Almost everything else the scripts say they're doing can be done within the Settings app. I phrased it that way because the toggles may be changing multiple settings to get the desired effect and changing a single registry value isn't enough. There are some sound tweaks mixed in (some that I use myself), but nothing new and nothing to make me think the author is particularly knowledgeable about Windows configurations. I prefer something like http://www.blackviper.com/

I wanted to add that I've been pretty heavily tweaking Windows since the Win9x days, and modern Windows is a different beast compared to even Win7. Lots of services and features have not-so-obvious dependencies.

For example, the Your Phone App can't be uninstalled via normal means, but there are plenty of articles that detail the steps to uninstall it with Powershell. The problem is that this app also hooks into the experience continuity features MS is pushing heavily, and forcing an uninstall will cause issues with syncing settings across devices and the timeline feature.

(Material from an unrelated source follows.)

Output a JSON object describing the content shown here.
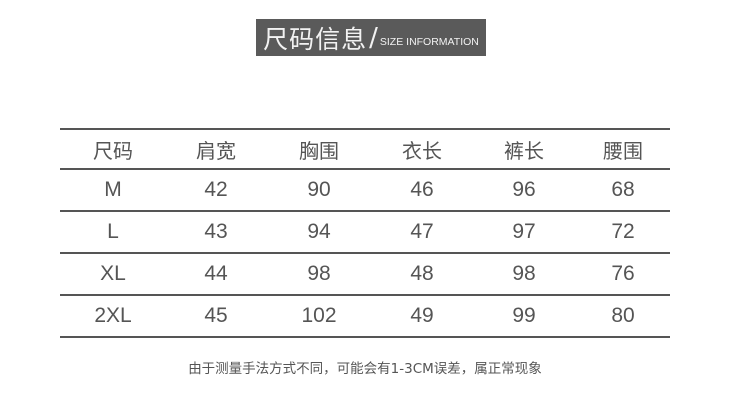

Also worth noting is that simply undoing some tweaks isn't always straightforward. Delete a registry entry? Hope you noted that it was owned by Installer, because adding it back as owned by admin ain't gonna cut it.

Lastly, 90%+ of the tweak guides/scripts I've seen would completely break programming IDEs, VPN access, and systems on a corporate network. They assume you want everything stripped and will add back individual pieces as situations present themselves, but it never works out that way. Instead, the whole process approaching those situations gets borked (e.g.- program checks for a service at launch, can't find it, and closes immediately or dumps the user into some config that's not appropriate once they untweak their OS).

Most of my tweaking now is simply changing settings, disabling a few scheduled tasks and services I'm familiar with, and making a couple dozen registry changes that are reversible and not tied to vital components.